第93話 代償
豪華な舟に変貌を遂げた、彼らが乗る手漕ぎ舟は真っ黒な大海原をデルタトロス大陸へと渡っている。
真冬にも拘わらず舟夫の計らいにより、行きのような寒さに凍えることもないのだが、ユイナはずっと震えが止まらない。
それは、まるで死ぬまで抜け出ることのできない牢獄へと向かう囚人の気分であった。
大陸に戻ったらスピガのもとへ嫁ぎ永遠に彼のものになるという、この目に刻まれた、契約に従わなければならない。
それが、シュウを皇帝の座に就かせるため、彼の負傷した目と、自分の目をスピガに入れ替えさせた代償だ。
一生、影として生きる。すでに覚悟は決めていたはずだったのに。
いざとなると俗世から離れることをこんなにも後悔するなんて。
ユイナの目は、ダズリンドで織物をしている間に、以前よりもさらに研ぎ澄まされた感受性をもち、その感覚だけであらゆるものが今までと同じく、見えるかのように大方想像できるようになった。
それが影響しているのか、向かっている大陸の先で、灰色蜥蜴が手ぐすね引いて待ち構えているような感じがしてならない。
次こそもう逃げ場はない。
爬虫類の舌で締め付けられるように、がんじがらめに縛られ、抱かれることになる前にいっそのこと……。
いつだって差し違える覚悟はできている。
「お前、震えているぞ、ずっとさっきから」
シュウは確認する様に、隣に座っているユイナの肩を引き寄せた。
「大丈夫よ、兄様。あの島から無事生きて帰れたことで、緊張から解き放たれて震えているだけ……」
本当は正反対であったが、彼に気を使わせるわけにはいかないと思い、つい気持ちとは真逆の言葉を言ってしまった。

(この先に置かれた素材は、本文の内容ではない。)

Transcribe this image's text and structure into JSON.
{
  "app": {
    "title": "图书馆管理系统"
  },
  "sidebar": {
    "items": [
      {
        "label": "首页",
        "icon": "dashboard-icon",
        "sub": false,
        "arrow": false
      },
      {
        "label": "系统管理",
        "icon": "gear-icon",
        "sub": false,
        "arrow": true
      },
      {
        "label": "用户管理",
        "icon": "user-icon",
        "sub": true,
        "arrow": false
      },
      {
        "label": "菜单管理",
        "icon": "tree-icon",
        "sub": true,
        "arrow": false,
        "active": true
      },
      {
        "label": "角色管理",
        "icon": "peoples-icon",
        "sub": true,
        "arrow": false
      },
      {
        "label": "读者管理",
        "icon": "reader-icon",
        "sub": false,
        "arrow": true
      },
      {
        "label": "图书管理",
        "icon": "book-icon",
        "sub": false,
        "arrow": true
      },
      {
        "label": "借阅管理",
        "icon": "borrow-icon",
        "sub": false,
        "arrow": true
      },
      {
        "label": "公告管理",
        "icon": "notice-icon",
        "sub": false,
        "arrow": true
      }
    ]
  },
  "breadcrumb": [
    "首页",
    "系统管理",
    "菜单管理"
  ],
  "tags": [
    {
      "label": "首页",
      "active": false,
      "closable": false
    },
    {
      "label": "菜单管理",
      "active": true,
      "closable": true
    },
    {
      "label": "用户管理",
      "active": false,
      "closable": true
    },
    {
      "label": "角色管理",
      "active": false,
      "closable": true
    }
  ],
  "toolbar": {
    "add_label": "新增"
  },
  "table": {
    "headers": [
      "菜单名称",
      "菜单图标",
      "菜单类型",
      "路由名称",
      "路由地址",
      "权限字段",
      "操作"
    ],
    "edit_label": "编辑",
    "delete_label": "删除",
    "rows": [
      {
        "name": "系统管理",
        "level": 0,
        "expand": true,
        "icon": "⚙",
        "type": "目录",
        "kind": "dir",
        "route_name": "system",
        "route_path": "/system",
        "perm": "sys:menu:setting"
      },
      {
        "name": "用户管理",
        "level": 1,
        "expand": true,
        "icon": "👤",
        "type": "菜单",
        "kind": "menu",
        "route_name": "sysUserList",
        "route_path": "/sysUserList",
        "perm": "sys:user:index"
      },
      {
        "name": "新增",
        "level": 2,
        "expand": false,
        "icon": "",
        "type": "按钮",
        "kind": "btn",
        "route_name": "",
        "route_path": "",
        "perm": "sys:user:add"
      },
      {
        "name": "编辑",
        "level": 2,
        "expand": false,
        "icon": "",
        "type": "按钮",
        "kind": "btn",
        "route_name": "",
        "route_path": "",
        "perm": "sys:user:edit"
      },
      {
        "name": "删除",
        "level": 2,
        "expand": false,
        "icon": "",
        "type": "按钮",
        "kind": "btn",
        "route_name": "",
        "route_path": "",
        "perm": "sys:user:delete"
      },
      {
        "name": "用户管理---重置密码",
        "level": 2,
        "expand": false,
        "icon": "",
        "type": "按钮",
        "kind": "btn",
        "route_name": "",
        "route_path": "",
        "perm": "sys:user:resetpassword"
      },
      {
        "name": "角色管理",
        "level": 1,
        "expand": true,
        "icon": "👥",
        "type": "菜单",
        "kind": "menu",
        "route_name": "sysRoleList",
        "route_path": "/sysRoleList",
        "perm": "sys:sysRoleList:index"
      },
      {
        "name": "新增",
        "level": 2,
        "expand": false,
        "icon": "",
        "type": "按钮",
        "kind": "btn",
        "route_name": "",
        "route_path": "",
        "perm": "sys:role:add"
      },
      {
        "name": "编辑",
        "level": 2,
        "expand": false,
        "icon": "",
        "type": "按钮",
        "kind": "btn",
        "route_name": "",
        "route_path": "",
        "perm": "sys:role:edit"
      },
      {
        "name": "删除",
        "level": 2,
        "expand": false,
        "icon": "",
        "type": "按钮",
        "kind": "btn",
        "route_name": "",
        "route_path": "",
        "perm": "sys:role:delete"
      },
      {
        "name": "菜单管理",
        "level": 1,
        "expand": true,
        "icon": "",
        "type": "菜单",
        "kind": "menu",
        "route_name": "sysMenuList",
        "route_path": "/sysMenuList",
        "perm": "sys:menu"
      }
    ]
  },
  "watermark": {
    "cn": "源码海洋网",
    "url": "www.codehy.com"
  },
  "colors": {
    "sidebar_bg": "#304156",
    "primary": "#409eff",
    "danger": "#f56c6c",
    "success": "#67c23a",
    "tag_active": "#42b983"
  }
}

シュウは納得しているのかどうか、「ふーん」と言ってからずっと大海原を見ながら自分の短い金髪を触っている。頭脳明晰な彼はこの仕草をしながら、今後カルオロンを目指すにあたり、あらゆる思考を張り巡らせていた。
そんな時、入江の奥の方に手ぐすね引いて待ち構えているあの男の姿が見えてきたのだ。
スピガは到着が遅れに遅れた舟を待ちわびて、寒さでカチコチに凍り、ただでさえ青白く正気のない顔が、死人のように真っ白になっていた。
いつも先輩風を吹かせているそんな彼の様子がおかしくて、入り江に舟を繋ぎながら舟夫はぶ、ぶーっと吹き出してしまい、つられてシュウとジェシーアンもクククと声を押し殺して笑っていた。
やり場のない憤懣を舟夫に向けようとしてもガチガチと歯を鳴らし、思うように話せない間にシュウたちを入り江に降ろして、文句を言われる前にそそくさと舟夫は再び沖へ漕ぎ出していった。
成長期にあたるこの五年間で彼ら三人は急に背が伸び、大人びた顔つきになったのだが、スピガだけはまったく変わらない風貌でいつもの黒ずくめの服装に灰色の死んだ目をして、どういう訳かジェシーアンをガン見し続ける。
「……山猿、お前すごいな。……何というか、グラマラスというか。艶めかしいというか。……まるで、熟れた……鼠みたいだな」
彼の目には、顔はともかく魅惑的な曲線美に高身長のジェシーアンが著しく成長したように映り、上から下まで舐め回すような目で見てくるので、当の本人は我慢がならず、
「な、なによ、鼠って!! 減るからそれ以上見ないでくれる? 気持ち悪い!」
と怒り出してユイナの介助をしはじめた。
「先が楽しみだな、シュウ?」
といって、シュウに話しかけるが、「は? どこが?」と不愛想な態度でスピガが予め用意していた絢爛豪華な馬車に乗り込んだ。
そして、しれっとした顔で、
「久しぶり。思っていた以上に大人っぽくなったんだね」とユイナの耳元で囁いた。
ユイナは思わず驚き固まってしまい、隣で介助していたジェシーアンが、
「ユイナには指一本触れさせない……。私とシュウがダズリンドで術師相手に修業してきたの知っているでしょう?」とすかさず牽制した。
「……おおっ、怖い、怖い。美しい姫の隣では用心棒が目を光らせている。でもそれもあと少し。シュウがあの契約のことを知るまでだ」
そう言って、にやつきながら馬車の方へ歩いていった。